Simulator for solar vehicle race from Darwin to Adelaide written in highly non-idiomatic Scala and some Java 'borrowed' and hacked up from https://github.com/KlausBrunner/solarpositioning
Calculates the position of the sun, relative solar intensity and power usage of an electric engine and assesses the current battery capacity at all points in time.
An experiment to test out whether using mutable data structures in Scala would yield a non-negligible speed improvement for a workload which could be heavily vectorised.
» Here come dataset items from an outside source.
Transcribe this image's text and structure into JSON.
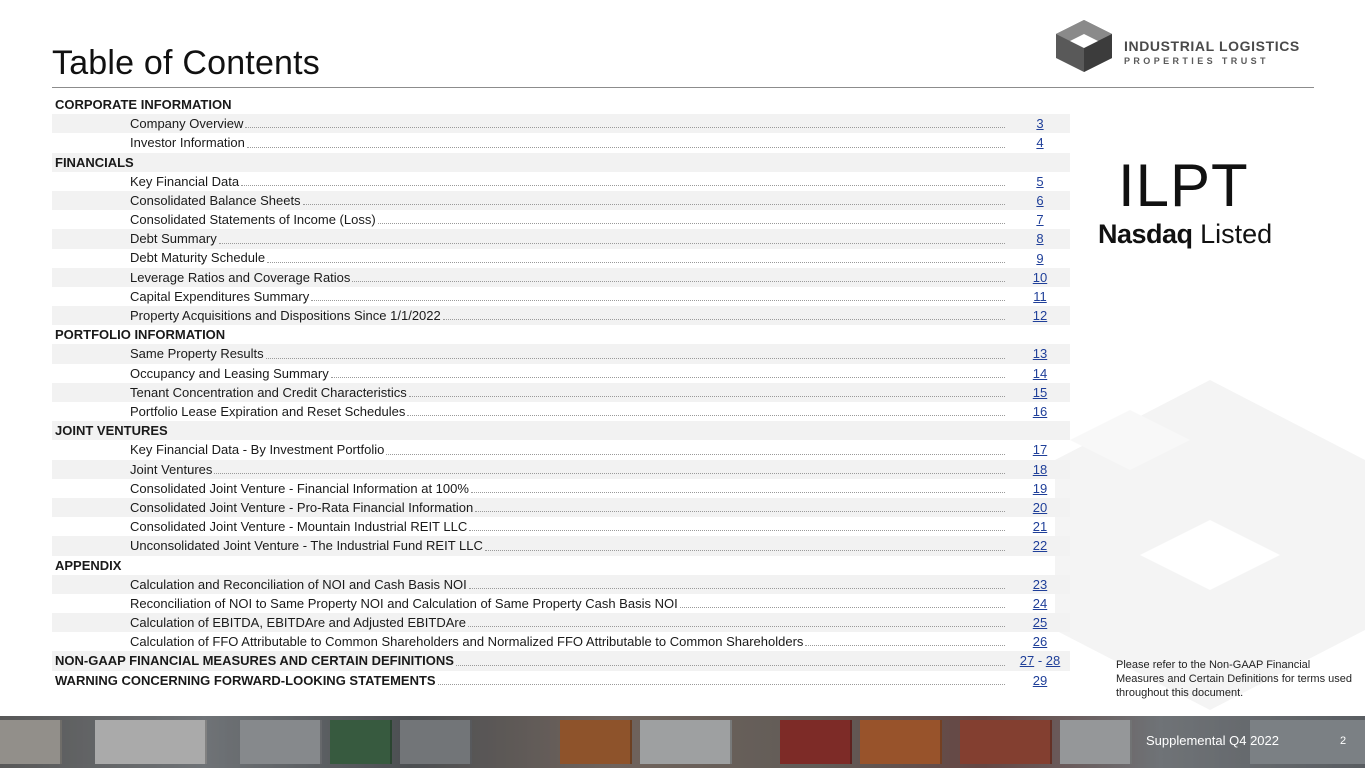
{
  "header": {
    "title": "Table of Contents",
    "logo_line1": "INDUSTRIAL LOGISTICS",
    "logo_line2": "PROPERTIES TRUST"
  },
  "listing": {
    "ticker": "ILPT",
    "exchange_bold": "Nasdaq",
    "exchange_light": "Listed"
  },
  "toc": [
    {
      "kind": "section",
      "label": "CORPORATE INFORMATION"
    },
    {
      "kind": "entry",
      "label": "Company Overview",
      "page": "3"
    },
    {
      "kind": "entry",
      "label": "Investor Information",
      "page": "4"
    },
    {
      "kind": "section",
      "label": "FINANCIALS"
    },
    {
      "kind": "entry",
      "label": "Key Financial Data",
      "page": "5"
    },
    {
      "kind": "entry",
      "label": "Consolidated Balance Sheets",
      "page": "6"
    },
    {
      "kind": "entry",
      "label": "Consolidated Statements of Income (Loss)",
      "page": "7"
    },
    {
      "kind": "entry",
      "label": "Debt Summary",
      "page": "8"
    },
    {
      "kind": "entry",
      "label": "Debt Maturity Schedule",
      "page": "9"
    },
    {
      "kind": "entry",
      "label": "Leverage Ratios and Coverage Ratios",
      "page": "10"
    },
    {
      "kind": "entry",
      "label": "Capital Expenditures Summary",
      "page": "11"
    },
    {
      "kind": "entry",
      "label": "Property Acquisitions and Dispositions Since 1/1/2022",
      "page": "12"
    },
    {
      "kind": "section",
      "label": "PORTFOLIO INFORMATION"
    },
    {
      "kind": "entry",
      "label": "Same Property Results",
      "page": "13"
    },
    {
      "kind": "entry",
      "label": "Occupancy and Leasing Summary",
      "page": "14"
    },
    {
      "kind": "entry",
      "label": "Tenant Concentration and Credit Characteristics",
      "page": "15"
    },
    {
      "kind": "entry",
      "label": "Portfolio Lease Expiration and Reset Schedules",
      "page": "16"
    },
    {
      "kind": "section",
      "label": "JOINT VENTURES"
    },
    {
      "kind": "entry",
      "label": "Key Financial Data - By Investment Portfolio",
      "page": "17"
    },
    {
      "kind": "entry",
      "label": "Joint Ventures",
      "page": "18"
    },
    {
      "kind": "entry",
      "label": "Consolidated Joint Venture - Financial Information at 100%",
      "page": "19"
    },
    {
      "kind": "entry",
      "label": "Consolidated Joint Venture - Pro-Rata Financial Information",
      "page": "20"
    },
    {
      "kind": "entry",
      "label": "Consolidated Joint Venture - Mountain Industrial REIT LLC",
      "page": "21"
    },
    {
      "kind": "entry",
      "label": "Unconsolidated Joint Venture - The Industrial Fund REIT LLC",
      "page": "22"
    },
    {
      "kind": "section",
      "label": "APPENDIX"
    },
    {
      "kind": "entry",
      "label": "Calculation and Reconciliation of NOI and Cash Basis NOI",
      "page": "23"
    },
    {
      "kind": "entry",
      "label": "Reconciliation of NOI to Same Property NOI and Calculation of Same Property Cash Basis NOI",
      "page": "24"
    },
    {
      "kind": "entry",
      "label": "Calculation of EBITDA, EBITDAre and Adjusted EBITDAre",
      "page": "25"
    },
    {
      "kind": "entry",
      "label": "Calculation of FFO Attributable to Common Shareholders and Normalized FFO Attributable to Common Shareholders",
      "page": "26"
    },
    {
      "kind": "bold-entry",
      "label": "NON-GAAP FINANCIAL MEASURES AND CERTAIN DEFINITIONS",
      "page": "27",
      "page_end": "28",
      "range_sep": "-"
    },
    {
      "kind": "bold-entry",
      "label": "WARNING CONCERNING FORWARD-LOOKING STATEMENTS",
      "page": "29"
    }
  ],
  "side_note": "Please refer to the Non-GAAP Financial Measures and Certain Definitions for terms used throughout this document.",
  "footer": {
    "label": "Supplemental Q4 2022",
    "page_number": "2"
  }
}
Can I convince the JVM to vectorise my code in Java / Scala, what are the benefits? When does vectorisation occur? Do I need to be using primitives, ie. non-boxed values for the JIT to attempt vector instructions?
On the Optimised_single_threaded branch
I also played around with calling out to the fantastic ND4J library
(N-dimensional arrays for Java and Scala), basically NumPy for the JVM.
https://github.com/deeplearning4j/nd4j https://nd4j.org/
ND4J makes JNI calls to C++ and passes around off-heap byte buffers using https://github.com/bytedeco/javacpp. In the solar simulator application I achieved 2 - 2.5X performance improvement on a single thread, either due to the performance of C++ vs Java / Scala, or simply because raw C++ arrays have less memory overhead and therefore I was seeing fewer caches misses.
Unfortunately the process of going between on-heap JVM objects and off-heap C++ arrays using ND4J ended up outweighing the performance benefit if you need to go back and forth more than once. Which unfortunately I did, as the NDArray 'dataframe' did not have all the operators I required.
I blame inefficient Java object serialisation for the conversion cost, so maybe I can take a page out of Spark's book and steal some optimised serialisers (better than Kryo) and submit a patch to ND4J.